Если эстетику рассматривать как исследование искусства, то в каком смысле и в какой степени семиотика внесет свой вклад в эстетику - ставит вопрос Моррис. Много споров возникает о том, являются ли произведения искусства знаками или нет, т.е.
имеют ли они «значение» или не имеют. По мнению Морриса, семиотика должна помочь в уяснении этого вопроса. Возможны следующие альтернативные постановки вопроса. Если все произведения искусства - знаки, тогда эстетика - часть семиотики. Если произведения искусства не являются знаками, тогда семиотика не имеет отношения к эстетике. И наконец, если некоторые произведения в искусстве являются знаками, то семиотика лишь в этой связи применима к эстетике (8, 65 - 66). Среди тех, кто вообще отрицает, что произведение искусства - знак, Моррис называет американцев Р. Раднера и К. Прайса (29; 30; 28). В основе точки зрения Раднера Моррис видит тезис: поскольку искусство есть непосредственное познание, здесь нет знаковой функции. Если же рассматривать искусство с точки зрения опосредованного характера познания, тогда оно-де ничем не будет отличаться от других «медиаций» (т.е. опосредовании). Ответ на возражения Раднера и других Моррис видит в доказательстве того, что произведение искусства включает в себя как знак-передатчик, знаковый субстрат, который несет в себе эстетическую ценность и познается непосредственно, так и опосредованное познание эстетической ценности, сообщаемое этим «передатчиком». Такое соединение непосредственного и опосредованного познания эстетической ценности осуществляется в изображении, поэтому решение этой проблемы связано с «изобразительностью» в искусстве (9, 258). Подробнее мы рассмотрим эту проблему несколько позже. Среди эстетиков-семантиков, которые считают, что знаковый характер носят не все виды искусства, Моррис называет А. Каплана и Ч. Стивенсона (24; 32). Оба автора пытаются ограничить применение семиотики лишь областью изобразительных искусств, что же касается нерепрезентативных искусств (музыка, беспредметная живопись), то их нет необходимости рассматривать как символические.

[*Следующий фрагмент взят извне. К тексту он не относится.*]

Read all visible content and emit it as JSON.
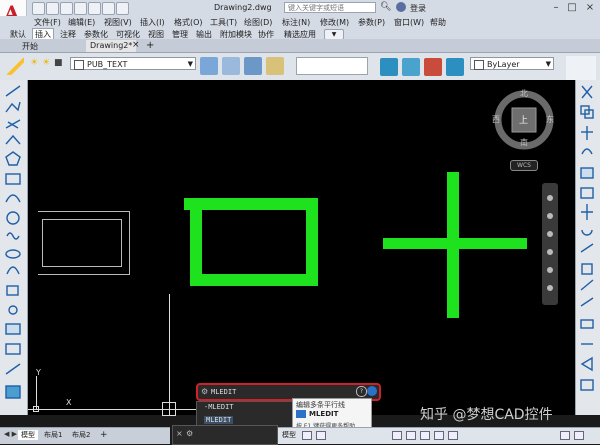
{
  "app": {
    "logo": "A",
    "file_title": "Drawing2.dwg",
    "search_placeholder": "键入关键字或短语",
    "login": "登录"
  },
  "menu": [
    "文件(F)",
    "编辑(E)",
    "视图(V)",
    "插入(I)",
    "格式(O)",
    "工具(T)",
    "绘图(D)",
    "标注(N)",
    "修改(M)",
    "参数(P)",
    "窗口(W)",
    "帮助"
  ],
  "ribbon_tabs": [
    "默认",
    "插入",
    "注释",
    "参数化",
    "可视化",
    "视图",
    "管理",
    "输出",
    "附加模块",
    "协作",
    "精选应用"
  ],
  "ribbon_active": "插入",
  "doc_tabs": {
    "start": "开始",
    "drawing": "Drawing2*"
  },
  "toolbar": {
    "layer_name": "PUB_TEXT",
    "color": "ByLayer"
  },
  "viewcube": {
    "north": "北",
    "south": "南",
    "east": "东",
    "west": "西",
    "top": "上",
    "wcs": "WCS"
  },
  "ucs": {
    "y": "Y",
    "x": "X"
  },
  "command": {
    "input": "MLEDIT",
    "suggestions": [
      "-MLEDIT",
      "MLEDIT"
    ],
    "tooltip_title": "编辑多条平行线",
    "tooltip_cmd": "MLEDIT",
    "tooltip_hint": "按 F1 键获得更多帮助"
  },
  "layout_tabs": [
    "布局1",
    "布局2"
  ],
  "status": {
    "model": "模型"
  },
  "watermark": "知乎 @梦想CAD控件",
  "colors": {
    "green": "#1ee21e",
    "red_highlight": "#d0202a",
    "canvas": "#000000"
  }
}
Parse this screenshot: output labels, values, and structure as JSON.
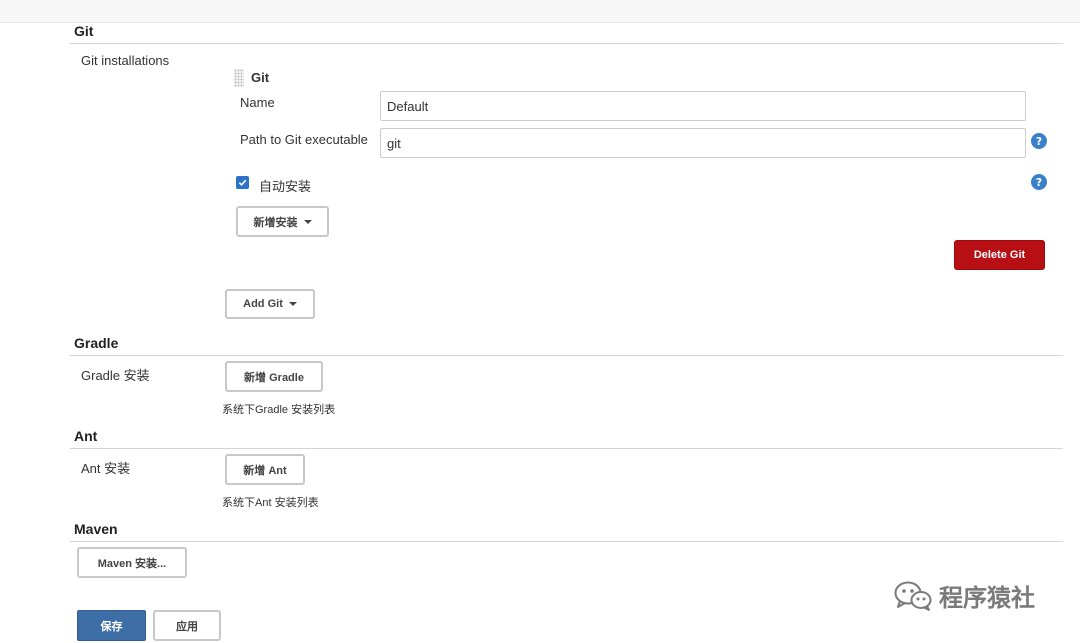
{
  "git": {
    "section_title": "Git",
    "installations_label": "Git installations",
    "block_title": "Git",
    "name_label": "Name",
    "name_value": "Default",
    "path_label": "Path to Git executable",
    "path_value": "git",
    "auto_install_label": "自动安装",
    "auto_install_checked": true,
    "add_installer_label": "新增安装",
    "delete_label": "Delete Git",
    "add_git_label": "Add Git"
  },
  "gradle": {
    "section_title": "Gradle",
    "installations_label": "Gradle 安装",
    "add_button_label": "新增 Gradle",
    "description": "系统下Gradle 安装列表"
  },
  "ant": {
    "section_title": "Ant",
    "installations_label": "Ant 安装",
    "add_button_label": "新增 Ant",
    "description": "系统下Ant 安装列表"
  },
  "maven": {
    "section_title": "Maven",
    "installations_button_label": "Maven 安装..."
  },
  "footer": {
    "save_label": "保存",
    "apply_label": "应用"
  },
  "watermark": {
    "text": "程序猿社",
    "icon": "wechat-icon"
  },
  "help_glyph": "?",
  "colors": {
    "primary": "#3e6ea6",
    "danger": "#b70f14",
    "help": "#3a7fc9",
    "checkbox": "#2b74c9"
  }
}
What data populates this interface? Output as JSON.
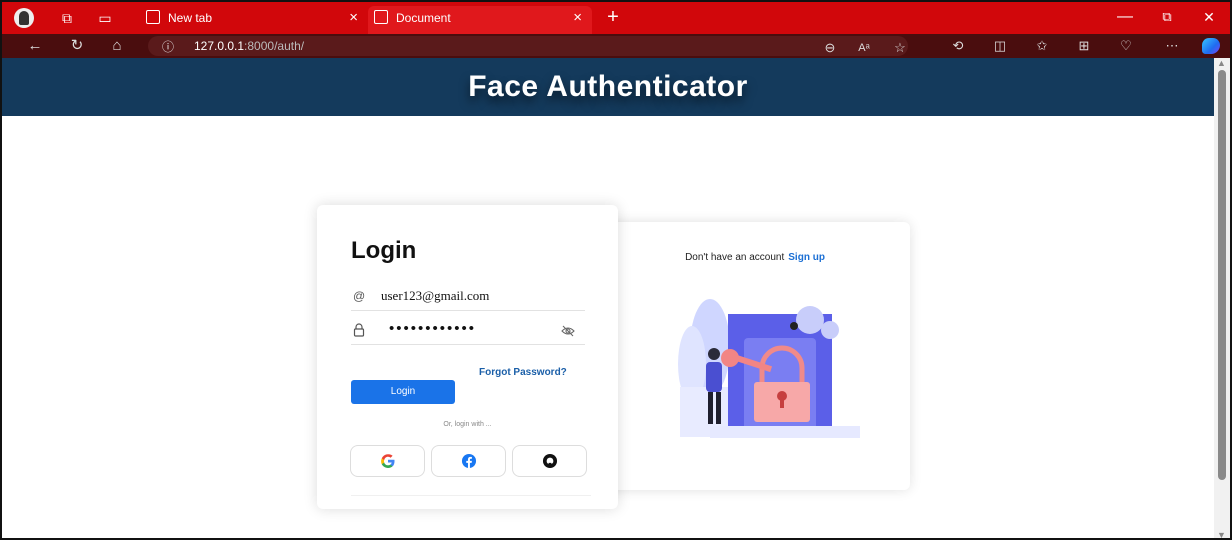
{
  "browser": {
    "tabs": [
      {
        "label": "New tab"
      },
      {
        "label": "Document"
      }
    ],
    "tab_close_glyph": "×",
    "new_tab_glyph": "+",
    "url_host": "127.0.0.1",
    "url_path": ":8000/auth/",
    "window_controls": {
      "minimize": "—",
      "restore": "⧉",
      "close": "✕"
    },
    "accent_color": "#d1070b"
  },
  "page": {
    "header_title": "Face Authenticator",
    "header_color": "#143a5c"
  },
  "login": {
    "title": "Login",
    "email_value": "user123@gmail.com",
    "password_mask": "••••••••••••",
    "forgot_password": "Forgot Password?",
    "login_button": "Login",
    "or_text": "Or, login with ...",
    "button_color": "#1a73e8",
    "social_icons": [
      "google-icon",
      "facebook-icon",
      "github-icon"
    ]
  },
  "signup": {
    "prompt": "Don't have an account",
    "link": "Sign up"
  }
}
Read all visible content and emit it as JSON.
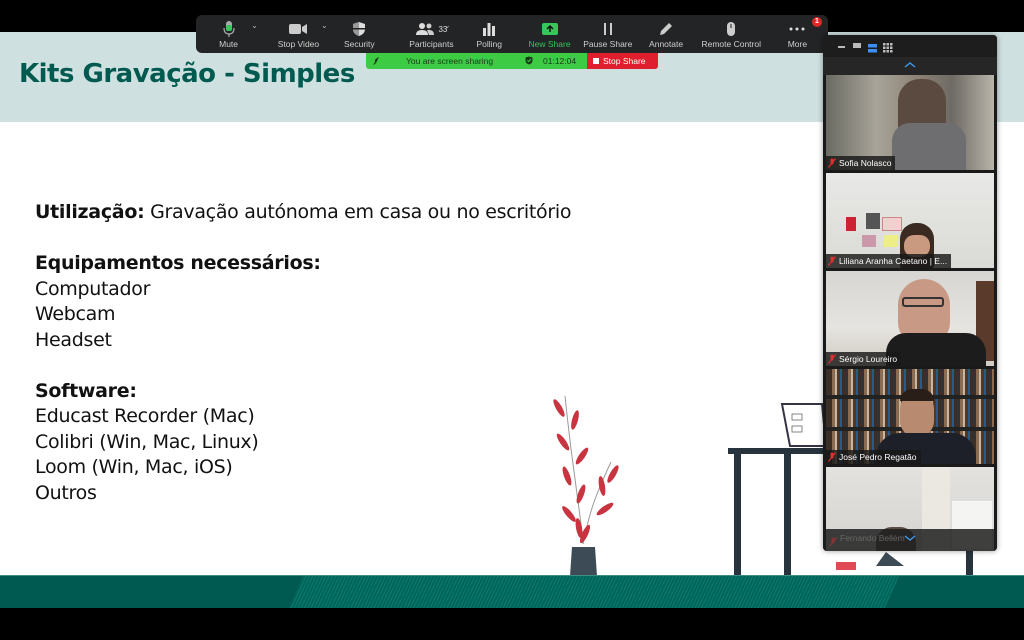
{
  "slide": {
    "title": "Kits Gravação - Simples",
    "usage_label": "Utilização:",
    "usage_text": " Gravação autónoma em casa ou no escritório",
    "equipment_heading": "Equipamentos necessários:",
    "equipment": [
      "Computador",
      "Webcam",
      "Headset"
    ],
    "software_heading": "Software:",
    "software": [
      "Educast Recorder (Mac)",
      "Colibri (Win, Mac, Linux)",
      "Loom (Win, Mac, iOS)",
      "Outros"
    ],
    "colors": {
      "title": "#005a4f",
      "header_bg": "#cfe0e0",
      "footer": "#005a52",
      "plant": "#c8343f"
    }
  },
  "toolbar": {
    "items": [
      {
        "label": "Mute",
        "icon": "microphone-icon",
        "has_caret": true
      },
      {
        "label": "Stop Video",
        "icon": "video-camera-icon",
        "has_caret": true
      },
      {
        "label": "Security",
        "icon": "shield-icon",
        "has_caret": false
      },
      {
        "label": "Participants",
        "icon": "participants-icon",
        "count": "33",
        "has_caret": true
      },
      {
        "label": "Polling",
        "icon": "bar-chart-icon",
        "has_caret": false
      },
      {
        "label": "New Share",
        "icon": "share-up-arrow-icon",
        "has_caret": false
      },
      {
        "label": "Pause Share",
        "icon": "pause-icon",
        "has_caret": false
      },
      {
        "label": "Annotate",
        "icon": "pencil-icon",
        "has_caret": false
      },
      {
        "label": "Remote Control",
        "icon": "mouse-icon",
        "has_caret": false
      },
      {
        "label": "More",
        "icon": "more-dots-icon",
        "badge": "1",
        "has_caret": false
      }
    ],
    "caret": "⌄"
  },
  "share_bar": {
    "status": "You are screen sharing",
    "timer": "01:12:04",
    "stop_label": "Stop Share"
  },
  "video_panel": {
    "participants": [
      {
        "name": "Sofia Nolasco",
        "muted": true
      },
      {
        "name": "Liliana Aranha Caetano | E...",
        "muted": true
      },
      {
        "name": "Sérgio Loureiro",
        "muted": true
      },
      {
        "name": "José Pedro Regatão",
        "muted": true
      },
      {
        "name": "Fernando Bellém",
        "muted": true
      }
    ]
  }
}
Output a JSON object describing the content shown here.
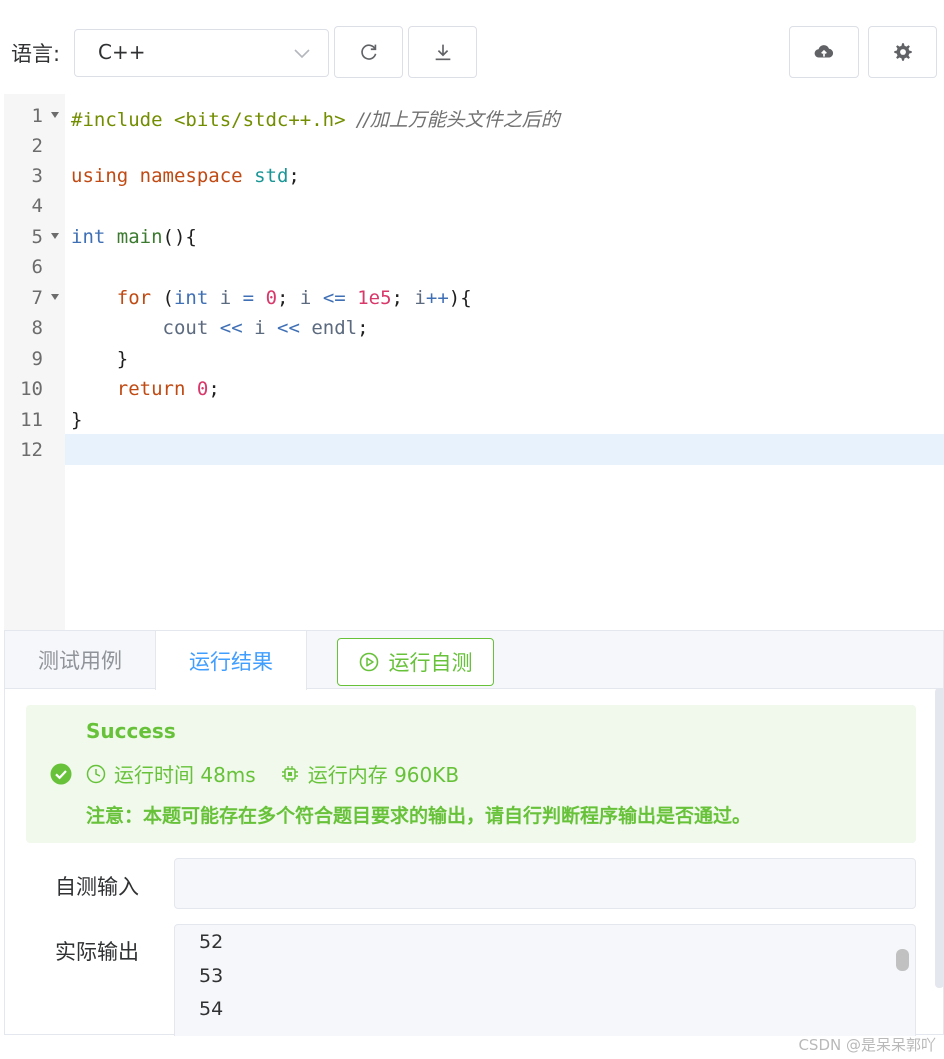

Приводя эту точку зрения, Моррис в «Значении и значимости» пишет, что он не стремится здесь доказывать, будто произведение искусства всегда знак, но тем не менее аргументы против этой позиции не кажутся ему убедительными. Трудность, по его мнению, заключается в термине «refer». Верно, что знак должен в известном смысле «обозначать что-то», следовательно, он должен иметь «значение». Но он совсем не «обязан» «указывать» (denote) на что-либо. Рисунок кентавра обозначает некоторый вид животного, и можно обратить внимание на это значение независимо от того, существуют ли кентавры в действительности. Выражение «быть знаком» может включать требование высказывать утверждение чего-либо. Но рисунок кентавра не «утверждает» (assert) существование кентавра. Он обнаруживает лишь некоторые черты, которые что-либо должно иметь, чтобы быть названным «кентавром». В любом случае рисунок может значить (signify) и в этом смысле быть знаком, не указывая на что-либо. На основании сказанного Моррис делает вывод: «Я думаю, что можно утверждать, что по меньшей мере некоторые нерепрезентативные искусства «значат» и суть знаки в том смысле, что и рисунок кентавра - знак», что «произведение искусства - знак или по меньшей мере включает знаки внутри себя» (8, 67, 65)88. А если этот вывод верен, продолжает Моррис, то эстетика - часть семиотики. Вряд ли можно согласиться с последним утверждением Морриса, вытекающим не столько из конкретного анализа, сколько из претенциозного замысла объявить семиотику «всеобщей» наукой. На основании того, что во всех произведениях искусства имеется знаковый аспект, еще не следует, что эстетика как наука об искусстве в целом, которая включает в себя изучение многих других аспектов, и прежде всего гносеологический аспект, является частью семиотики. Почему тогда не считать эстетику частью теории информации, кибернетики, психологии? Ведь аспекты, изучаемые этими науками, также имеются во всех произведениях искусства. 3.